While traditional apprenticeships have been well provided for over the years by unions and group associations like Independent Electrical Contractors (IEC) Chesapeake, other sectors haven’t enjoyed the same history of nurturing.

TranZed Apprenticeship Services (TAS), in Baltimore County, Maryland’s first registered apprenticeship program, launched in October 2016.
“We’re focusing on information technology, digital and social media, and cybersecurity apprenticeships,” said TAS President Paul Champion, and the interest is huge.

“We get about 40 applications a month,” he said. “The biggest challenge is to get employers turned on to it, because it’s a very different approach for an industry that has never taken on apprentices in the past.”

Even so, the program was able to sign on 24 apprentices in its first year, and the gates could open much wider if employers can be talked out of seeing college degrees as the sole tribute that must be paid to enter the workforce.

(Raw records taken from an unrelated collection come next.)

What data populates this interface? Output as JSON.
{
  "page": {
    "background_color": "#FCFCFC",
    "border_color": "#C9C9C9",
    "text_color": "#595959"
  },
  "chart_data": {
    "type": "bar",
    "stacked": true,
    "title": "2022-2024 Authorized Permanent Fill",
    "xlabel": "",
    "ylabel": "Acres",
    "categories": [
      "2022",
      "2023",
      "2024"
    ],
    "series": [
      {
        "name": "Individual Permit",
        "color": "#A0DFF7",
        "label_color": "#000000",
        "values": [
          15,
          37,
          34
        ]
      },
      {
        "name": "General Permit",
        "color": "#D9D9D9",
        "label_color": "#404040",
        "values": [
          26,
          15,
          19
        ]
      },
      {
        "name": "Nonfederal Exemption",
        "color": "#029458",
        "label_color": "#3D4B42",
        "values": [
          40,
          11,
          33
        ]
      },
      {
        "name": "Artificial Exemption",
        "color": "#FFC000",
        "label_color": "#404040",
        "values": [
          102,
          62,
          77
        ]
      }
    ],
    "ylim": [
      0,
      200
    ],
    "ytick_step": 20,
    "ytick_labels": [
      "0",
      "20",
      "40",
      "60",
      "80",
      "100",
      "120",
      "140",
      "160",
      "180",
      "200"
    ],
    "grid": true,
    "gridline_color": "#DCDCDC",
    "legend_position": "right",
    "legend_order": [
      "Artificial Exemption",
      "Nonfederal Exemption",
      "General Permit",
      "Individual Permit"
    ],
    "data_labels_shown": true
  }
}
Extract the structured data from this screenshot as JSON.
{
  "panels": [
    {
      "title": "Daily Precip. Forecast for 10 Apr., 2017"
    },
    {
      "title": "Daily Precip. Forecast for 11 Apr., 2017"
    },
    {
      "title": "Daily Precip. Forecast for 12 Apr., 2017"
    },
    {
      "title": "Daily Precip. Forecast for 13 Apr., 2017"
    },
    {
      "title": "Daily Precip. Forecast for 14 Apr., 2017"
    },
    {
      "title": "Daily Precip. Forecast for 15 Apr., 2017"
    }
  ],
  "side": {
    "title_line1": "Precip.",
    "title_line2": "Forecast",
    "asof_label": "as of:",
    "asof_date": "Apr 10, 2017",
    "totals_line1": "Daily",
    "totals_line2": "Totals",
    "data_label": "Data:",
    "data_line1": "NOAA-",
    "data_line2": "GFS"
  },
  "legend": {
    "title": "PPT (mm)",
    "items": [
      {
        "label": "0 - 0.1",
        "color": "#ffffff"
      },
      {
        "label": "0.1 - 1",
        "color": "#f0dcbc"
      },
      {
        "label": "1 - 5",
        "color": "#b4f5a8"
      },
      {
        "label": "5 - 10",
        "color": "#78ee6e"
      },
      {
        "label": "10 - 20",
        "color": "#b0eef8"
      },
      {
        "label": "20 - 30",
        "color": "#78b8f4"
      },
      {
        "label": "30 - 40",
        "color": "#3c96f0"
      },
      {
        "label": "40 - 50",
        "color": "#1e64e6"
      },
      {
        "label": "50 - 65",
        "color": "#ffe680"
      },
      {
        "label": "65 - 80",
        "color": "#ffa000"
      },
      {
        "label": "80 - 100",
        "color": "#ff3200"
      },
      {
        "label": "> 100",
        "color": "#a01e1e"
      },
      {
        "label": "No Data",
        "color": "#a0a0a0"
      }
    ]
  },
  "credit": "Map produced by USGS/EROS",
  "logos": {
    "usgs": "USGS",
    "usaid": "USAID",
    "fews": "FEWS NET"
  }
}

“I think the conversation has to start with the employer,” Champion said. “Apprenticeships will hopefully help us convince employers to start advertising jobs seeking applicants with college degrees or the ability to complete an apprenticeship.”

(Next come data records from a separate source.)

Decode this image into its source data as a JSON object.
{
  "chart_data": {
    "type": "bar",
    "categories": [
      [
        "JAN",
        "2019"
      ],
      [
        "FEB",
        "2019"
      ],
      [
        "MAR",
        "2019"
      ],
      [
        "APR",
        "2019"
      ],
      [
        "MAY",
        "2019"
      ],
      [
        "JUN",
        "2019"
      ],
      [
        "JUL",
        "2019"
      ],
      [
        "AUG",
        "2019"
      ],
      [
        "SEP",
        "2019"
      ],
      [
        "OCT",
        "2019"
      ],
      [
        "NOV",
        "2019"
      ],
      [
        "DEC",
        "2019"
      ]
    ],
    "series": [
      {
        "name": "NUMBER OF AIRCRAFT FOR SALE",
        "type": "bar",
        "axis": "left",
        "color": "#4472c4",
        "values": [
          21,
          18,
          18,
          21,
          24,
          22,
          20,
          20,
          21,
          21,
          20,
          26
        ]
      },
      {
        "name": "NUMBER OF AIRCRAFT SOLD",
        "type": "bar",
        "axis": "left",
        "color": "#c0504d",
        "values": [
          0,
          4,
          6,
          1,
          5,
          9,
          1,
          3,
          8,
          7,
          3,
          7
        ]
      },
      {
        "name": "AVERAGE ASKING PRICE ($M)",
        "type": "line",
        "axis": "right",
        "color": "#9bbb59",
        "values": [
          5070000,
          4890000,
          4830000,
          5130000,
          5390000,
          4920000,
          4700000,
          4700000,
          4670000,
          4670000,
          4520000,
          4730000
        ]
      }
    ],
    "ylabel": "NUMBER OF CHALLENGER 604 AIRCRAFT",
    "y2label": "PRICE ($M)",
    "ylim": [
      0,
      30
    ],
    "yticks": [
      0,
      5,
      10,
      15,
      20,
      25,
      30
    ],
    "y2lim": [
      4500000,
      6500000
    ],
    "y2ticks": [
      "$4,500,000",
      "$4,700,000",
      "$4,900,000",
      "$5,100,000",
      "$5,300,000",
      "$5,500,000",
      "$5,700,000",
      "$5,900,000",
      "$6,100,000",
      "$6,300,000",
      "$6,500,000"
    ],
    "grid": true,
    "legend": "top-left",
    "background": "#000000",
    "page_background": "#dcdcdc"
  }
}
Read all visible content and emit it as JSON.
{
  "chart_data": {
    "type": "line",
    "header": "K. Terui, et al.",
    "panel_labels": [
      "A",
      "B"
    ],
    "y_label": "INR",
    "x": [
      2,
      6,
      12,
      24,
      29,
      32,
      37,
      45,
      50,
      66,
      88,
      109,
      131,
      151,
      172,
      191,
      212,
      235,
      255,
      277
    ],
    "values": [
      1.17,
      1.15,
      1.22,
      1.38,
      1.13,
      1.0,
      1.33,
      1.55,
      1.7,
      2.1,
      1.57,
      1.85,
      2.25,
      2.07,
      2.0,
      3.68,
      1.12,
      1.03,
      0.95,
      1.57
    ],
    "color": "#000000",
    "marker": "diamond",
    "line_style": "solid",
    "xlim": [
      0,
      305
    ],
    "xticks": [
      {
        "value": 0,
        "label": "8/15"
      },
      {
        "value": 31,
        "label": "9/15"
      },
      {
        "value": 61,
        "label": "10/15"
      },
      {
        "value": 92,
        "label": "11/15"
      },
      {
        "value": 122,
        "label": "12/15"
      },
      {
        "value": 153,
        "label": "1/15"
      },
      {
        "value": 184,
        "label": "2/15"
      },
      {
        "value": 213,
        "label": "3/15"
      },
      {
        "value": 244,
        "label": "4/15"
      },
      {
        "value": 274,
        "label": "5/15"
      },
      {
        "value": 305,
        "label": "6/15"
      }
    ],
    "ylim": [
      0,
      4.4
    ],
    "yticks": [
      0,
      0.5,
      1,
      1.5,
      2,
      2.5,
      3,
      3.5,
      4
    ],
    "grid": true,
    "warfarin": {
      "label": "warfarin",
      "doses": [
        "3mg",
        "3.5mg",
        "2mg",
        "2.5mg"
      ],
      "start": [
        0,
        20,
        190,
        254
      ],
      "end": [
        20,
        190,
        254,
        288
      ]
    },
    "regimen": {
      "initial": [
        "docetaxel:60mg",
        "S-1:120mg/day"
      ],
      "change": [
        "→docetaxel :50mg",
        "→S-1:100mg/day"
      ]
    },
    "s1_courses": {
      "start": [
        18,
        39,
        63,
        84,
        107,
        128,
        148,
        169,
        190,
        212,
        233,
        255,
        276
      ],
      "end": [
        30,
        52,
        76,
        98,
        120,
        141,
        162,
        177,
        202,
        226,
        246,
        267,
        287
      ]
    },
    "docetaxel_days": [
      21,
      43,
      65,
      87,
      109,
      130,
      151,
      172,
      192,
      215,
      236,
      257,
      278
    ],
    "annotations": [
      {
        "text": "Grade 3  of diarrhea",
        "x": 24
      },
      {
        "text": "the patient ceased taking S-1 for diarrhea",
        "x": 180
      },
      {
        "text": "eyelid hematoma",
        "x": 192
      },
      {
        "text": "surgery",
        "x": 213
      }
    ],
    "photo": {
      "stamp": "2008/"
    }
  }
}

To help sell the idea, TAS is launching an incentive called Open for Apprenticeships, which is designed to align with Maryland Gov. Larry Hogan’s Open for Business initiative.

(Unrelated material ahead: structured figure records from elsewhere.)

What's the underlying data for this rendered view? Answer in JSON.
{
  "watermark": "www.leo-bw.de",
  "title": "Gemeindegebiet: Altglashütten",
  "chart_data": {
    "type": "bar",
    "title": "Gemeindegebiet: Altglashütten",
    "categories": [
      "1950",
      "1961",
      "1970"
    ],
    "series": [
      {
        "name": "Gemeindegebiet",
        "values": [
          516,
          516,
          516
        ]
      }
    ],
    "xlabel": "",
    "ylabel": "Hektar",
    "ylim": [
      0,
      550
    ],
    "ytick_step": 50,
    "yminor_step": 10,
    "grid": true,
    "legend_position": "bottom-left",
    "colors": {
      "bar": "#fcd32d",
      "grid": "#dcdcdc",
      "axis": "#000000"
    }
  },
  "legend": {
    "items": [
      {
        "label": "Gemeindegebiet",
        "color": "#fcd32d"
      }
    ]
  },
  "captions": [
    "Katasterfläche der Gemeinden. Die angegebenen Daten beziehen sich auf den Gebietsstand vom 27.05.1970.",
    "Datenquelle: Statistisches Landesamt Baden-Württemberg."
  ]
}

“We’re going to go into businesses, review entry- and mid-level jobs, and identify those jobs that would be apprenticeable,” he said. “They’ll get a certificate, we’ll put them on our website as employers that have been through the process … and when they have a vacancy we’ll be able to consider an apprentice as a possible [candidate] for the job. We’re doing that free of charge.”

Nontraditional Fields

TAS’s approach aims to help workers acquire the same knowledge they would get in college, but without the debt, and would allow employers to fill jobs that typically remain vacant for long periods of time.
It’s a model that TAS hopes to expand into other fields.

“We’re talking to various people in FinTech (financial technology), biotech, automotive retail, even teaching assistants,” Champion said. “We’re also branching out into new states in the new year, into the District of Columbia and Pennsylvania.”

To help develop the talent pipeline for its apprenticeship programs, TAS works with training partners that include the Baltimore Cyber Range, the Maryland Tech Council and the Cybersecurity Association of Maryland Inc. (CAMI), organizations that have ongoing contact with people looking for jobs in the sectors TAS serves.

During the last legislative session, a proposal to study the feasibility of establishing a more European style of apprenticeship program in Maryland did not make it out of committee, and is something Champion thinks may be unnecessary.

“The British model and European model work in Britain and Europe because they’ve got a culture of apprenticeships,” he said. “In my view and the view of TranZed, the U.S. needs a U.S. model.”

What that means for TAS, he said, is bringing the best aspects of different apprenticeship models from around the world to employers and tailoring something that best suits their industry’s needs.

And for now, that’s where TAS is placing the emphasis.

“The more we can talk about the benefits of apprenticeship and what jobs are available,” Champion said, “the more likely people looking for a career will be to realize that college isn’t the only option.”